Лишь на третий день Провоторов смог передать Дзержинскому посылку с воли книги. Это не "папироска", это книги, пойди их проволоки сквозь охрану - здесь в тюрьме никому не верят, ни чужому, ни своему.

Заметил, как вспыхнули глаза арестанта - подивился: что в ней, в книге-то? Не хлеб, не табак, не детское письмецо...

...К предмету истории Дзержинский относился особо. Началось это с того, что отец ему, пятилетнему, перед смертью начал читать Плутарха, и мальчик на всю жизнь запомнил, как это интересно - и с т о р и и других людей, иных веков, странных привычек и нравов. Потом мама рассказывала ему, как отец точно и странно определил историю:

- Мы умеем все - до удивительного быстро - облекать в гранит: не успеешь родиться - пожалуйте в землю. Единственно, что в силах охранить память человеческую - это искусство, живопись, музыка и разные и с т о р и и, которые не претендуют на то, чтобы стать "всеобщей историей", но именно в силу этого ею и становятся.
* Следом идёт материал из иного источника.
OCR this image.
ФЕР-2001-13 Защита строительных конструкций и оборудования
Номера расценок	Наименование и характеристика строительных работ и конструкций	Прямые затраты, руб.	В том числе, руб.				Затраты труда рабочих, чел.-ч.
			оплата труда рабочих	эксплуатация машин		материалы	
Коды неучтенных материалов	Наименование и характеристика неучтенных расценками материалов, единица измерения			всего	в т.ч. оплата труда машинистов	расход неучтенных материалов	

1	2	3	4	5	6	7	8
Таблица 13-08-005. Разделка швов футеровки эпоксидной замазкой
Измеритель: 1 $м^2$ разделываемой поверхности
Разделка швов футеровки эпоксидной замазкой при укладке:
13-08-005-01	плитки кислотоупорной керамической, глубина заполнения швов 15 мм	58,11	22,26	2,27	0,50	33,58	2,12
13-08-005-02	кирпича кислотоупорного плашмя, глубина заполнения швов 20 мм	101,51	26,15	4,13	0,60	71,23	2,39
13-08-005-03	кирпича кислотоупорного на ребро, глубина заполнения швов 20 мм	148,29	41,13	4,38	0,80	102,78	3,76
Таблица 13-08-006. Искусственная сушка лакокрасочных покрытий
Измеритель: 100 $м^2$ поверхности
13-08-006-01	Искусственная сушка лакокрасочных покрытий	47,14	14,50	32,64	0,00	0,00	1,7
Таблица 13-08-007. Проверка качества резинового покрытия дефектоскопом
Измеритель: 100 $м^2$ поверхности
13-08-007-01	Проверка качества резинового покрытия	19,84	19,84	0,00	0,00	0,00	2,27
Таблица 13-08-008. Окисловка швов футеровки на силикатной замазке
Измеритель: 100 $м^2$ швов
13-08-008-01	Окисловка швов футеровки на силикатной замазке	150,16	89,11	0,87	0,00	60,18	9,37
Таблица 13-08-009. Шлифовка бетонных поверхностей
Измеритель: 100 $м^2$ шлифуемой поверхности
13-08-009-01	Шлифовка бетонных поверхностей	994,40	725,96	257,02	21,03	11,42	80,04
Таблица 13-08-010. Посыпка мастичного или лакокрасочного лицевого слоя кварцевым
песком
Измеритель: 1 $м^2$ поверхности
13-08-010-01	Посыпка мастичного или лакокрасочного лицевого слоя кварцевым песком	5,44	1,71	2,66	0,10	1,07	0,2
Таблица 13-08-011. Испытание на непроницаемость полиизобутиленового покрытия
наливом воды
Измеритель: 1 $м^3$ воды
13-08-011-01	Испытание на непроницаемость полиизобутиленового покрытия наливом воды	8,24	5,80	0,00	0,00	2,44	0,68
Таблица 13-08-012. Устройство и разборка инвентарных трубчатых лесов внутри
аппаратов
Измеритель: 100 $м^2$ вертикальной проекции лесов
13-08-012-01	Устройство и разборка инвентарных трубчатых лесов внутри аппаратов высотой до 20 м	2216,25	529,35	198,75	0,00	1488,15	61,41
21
Во втором классе гимназии (Феликс, тогда мечтал сделаться ксендзом) в учебниках классической истории, которая с детства стала для него сводом увлекательных рассказов об и н т е р е с н о м, он отыскивал описание жизней религиозных бунтарей, начиная с Христа и кончая Лютером. Потом увлекся Спартаком, Эразмом Роттердамским, Кромвелем. Он обратил внимание, что все гении - вне зависимости от меры их религиозности - были на редкость беспутными людьми, шатунами, которые легко бросали достаток, дом, спокойствие и отправлялись по свету в поисках истины. Дзержинский подумал тогда, что история хранит очень мало имен, она выборочна в отборе и запоминает только тех, кто смог выявить себя, доказать свою мечту на деле, как случилось с Костюшкой, Байроном, Мицкевичем, Лермонтовым, Кибальчичем, Нансеном, Складовской-Кюри ведь беспутные были люди, с точки зрения обывателя, привычного к у с т о я в ш е м у с я.

Дзержинский еще раз прочитал великих историков, когда начал вести рабочие кружки, а в третий раз вернулся к ним, как к спасительному источнику, в камере ковенской тюрьмы: помимо разума, в истории заключен оптимизм, неподвластный устрашающей поступательности точных наук.

Сейчас предмет истории вновь был его спасением, отключением от одиночества, вовлечением в жизнь, приобщением к будущему: особенно в связи с письмом "Лиги" в Совет Министров - за это надо бить, но бить оружием интеллигенции - знанием.

Гизо серой тенью проскользил по французской монархии, по взлету буржуазии - в банке и производстве, по ее общественной выявленности - в прессе и парламенте, он был похож в своей концепции на "Лигу".

Дзержинский прочитал книги, присланные с воли, - исследования о Гизо и самого Гизо, как цикл интересных историй, а потом попросил у х о р о ш е г о стражника Провоторова перо и бумагу.

Писал Дзержинский на маленьких листочках, "выжимая" из Гизо, из литературы о нем, что может пригодиться в близком будущем, а он верил в будущее, иначе в тюрьме нельзя, иначе - раздавит, втопчет, сломит и уничтожит.